Comfrey tea can be used topically for dog skin allergies. Cook a mess of comfrey greens, dilute the cool pot liquid down to a light iced tea color and pour or dap onto the hot spots or into the dog's fur. Comfrey is very powerful, so don't use more than once a month and only when needed. Cornmeal juice is also good and can be used more often. Put a cup of whole ground cornmeal in a 5 gallon bucket of water, let it sit in the sun a couple of hours, strain out the solids and apply to the skin liberally.
Bathing the dogs in herbal shampoos that contain orange oil (d-limonene) and tea tree (Melaleuca) will also help. Dry cornmeal, horticultural or whole ground cornmeal, dusted onto problem skin areas is also helpful, if the skin problems are fungal.
For Fleas and Ticks use this program:
- Spray the infested site with one of the organic mound drench products such as Nature's Guide Mound Drench or any citrus oil, compost tea and molasses mix. For tick problems, spray on shrubs, trunks of trees, sides of buildings, etc.

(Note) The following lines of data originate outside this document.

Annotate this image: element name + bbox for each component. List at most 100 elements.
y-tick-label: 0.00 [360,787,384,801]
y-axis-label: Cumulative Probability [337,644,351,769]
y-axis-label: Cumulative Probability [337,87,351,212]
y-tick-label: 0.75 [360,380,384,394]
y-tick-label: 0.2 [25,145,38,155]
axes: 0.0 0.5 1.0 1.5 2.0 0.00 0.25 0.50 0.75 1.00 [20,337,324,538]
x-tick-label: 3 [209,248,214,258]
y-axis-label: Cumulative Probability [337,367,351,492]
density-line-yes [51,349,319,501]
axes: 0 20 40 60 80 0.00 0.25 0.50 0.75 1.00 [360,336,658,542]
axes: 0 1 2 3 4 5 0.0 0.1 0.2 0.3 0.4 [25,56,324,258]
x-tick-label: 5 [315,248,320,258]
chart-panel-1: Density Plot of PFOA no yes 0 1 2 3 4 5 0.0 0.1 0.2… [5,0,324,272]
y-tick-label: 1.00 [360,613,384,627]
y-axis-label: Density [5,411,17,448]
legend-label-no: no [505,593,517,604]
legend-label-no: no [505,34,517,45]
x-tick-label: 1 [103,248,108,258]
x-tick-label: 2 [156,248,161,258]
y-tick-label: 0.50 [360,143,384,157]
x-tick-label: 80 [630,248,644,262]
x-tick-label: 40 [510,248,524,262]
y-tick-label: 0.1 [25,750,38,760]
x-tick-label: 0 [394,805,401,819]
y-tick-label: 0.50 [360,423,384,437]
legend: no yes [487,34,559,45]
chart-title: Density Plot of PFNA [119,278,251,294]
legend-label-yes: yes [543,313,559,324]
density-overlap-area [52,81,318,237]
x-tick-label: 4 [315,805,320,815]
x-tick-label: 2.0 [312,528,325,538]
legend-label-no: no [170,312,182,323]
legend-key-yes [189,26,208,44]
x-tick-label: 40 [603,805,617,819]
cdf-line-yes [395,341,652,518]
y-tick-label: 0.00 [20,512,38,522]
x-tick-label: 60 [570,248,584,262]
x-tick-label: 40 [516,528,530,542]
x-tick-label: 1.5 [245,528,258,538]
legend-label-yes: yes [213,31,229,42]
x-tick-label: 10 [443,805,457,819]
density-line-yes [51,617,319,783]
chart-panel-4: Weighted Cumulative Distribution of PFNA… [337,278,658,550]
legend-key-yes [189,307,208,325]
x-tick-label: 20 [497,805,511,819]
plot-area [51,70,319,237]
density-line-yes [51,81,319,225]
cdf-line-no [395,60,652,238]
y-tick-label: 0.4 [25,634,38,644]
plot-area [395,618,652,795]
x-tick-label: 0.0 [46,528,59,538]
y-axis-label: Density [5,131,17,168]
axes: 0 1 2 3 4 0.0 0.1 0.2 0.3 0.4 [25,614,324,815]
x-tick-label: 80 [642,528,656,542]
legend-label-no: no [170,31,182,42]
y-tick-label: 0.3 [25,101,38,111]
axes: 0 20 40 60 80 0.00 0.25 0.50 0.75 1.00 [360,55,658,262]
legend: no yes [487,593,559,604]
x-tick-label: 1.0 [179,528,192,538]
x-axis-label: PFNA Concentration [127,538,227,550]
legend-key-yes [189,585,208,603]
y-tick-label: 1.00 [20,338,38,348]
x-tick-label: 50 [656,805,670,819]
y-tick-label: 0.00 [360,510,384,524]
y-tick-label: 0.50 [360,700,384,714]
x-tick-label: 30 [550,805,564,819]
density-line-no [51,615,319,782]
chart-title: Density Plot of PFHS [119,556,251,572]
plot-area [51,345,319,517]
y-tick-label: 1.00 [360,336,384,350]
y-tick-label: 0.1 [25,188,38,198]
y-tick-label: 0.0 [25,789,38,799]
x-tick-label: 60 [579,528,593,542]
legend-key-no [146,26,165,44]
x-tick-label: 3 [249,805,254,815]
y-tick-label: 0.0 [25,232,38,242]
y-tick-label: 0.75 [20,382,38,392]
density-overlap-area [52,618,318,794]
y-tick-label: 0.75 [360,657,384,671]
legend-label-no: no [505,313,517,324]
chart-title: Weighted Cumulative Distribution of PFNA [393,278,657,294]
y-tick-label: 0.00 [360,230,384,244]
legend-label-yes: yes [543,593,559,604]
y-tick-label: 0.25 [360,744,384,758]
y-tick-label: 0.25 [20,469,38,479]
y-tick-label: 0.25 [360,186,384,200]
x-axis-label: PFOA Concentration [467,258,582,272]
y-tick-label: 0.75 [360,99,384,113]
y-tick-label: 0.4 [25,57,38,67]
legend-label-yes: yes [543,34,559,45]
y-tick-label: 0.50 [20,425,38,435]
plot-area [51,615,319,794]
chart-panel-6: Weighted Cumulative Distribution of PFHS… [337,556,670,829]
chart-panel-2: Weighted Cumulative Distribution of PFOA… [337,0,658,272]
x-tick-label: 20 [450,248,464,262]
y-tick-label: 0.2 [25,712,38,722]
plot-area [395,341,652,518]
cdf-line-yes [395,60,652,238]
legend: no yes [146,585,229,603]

- Treat the site with beneficial nematodes. These are living organisms, so use before the expiration date on the package.
- Dust pet sleeping quarters, if necessary, with natural diatomaceous earth.
- Spray the site regularly with any variety of Garrett Juice
Add 1 tablespoon apple cider vinegar per gallon water to the pets drinking water. Brush and exercise them regularly.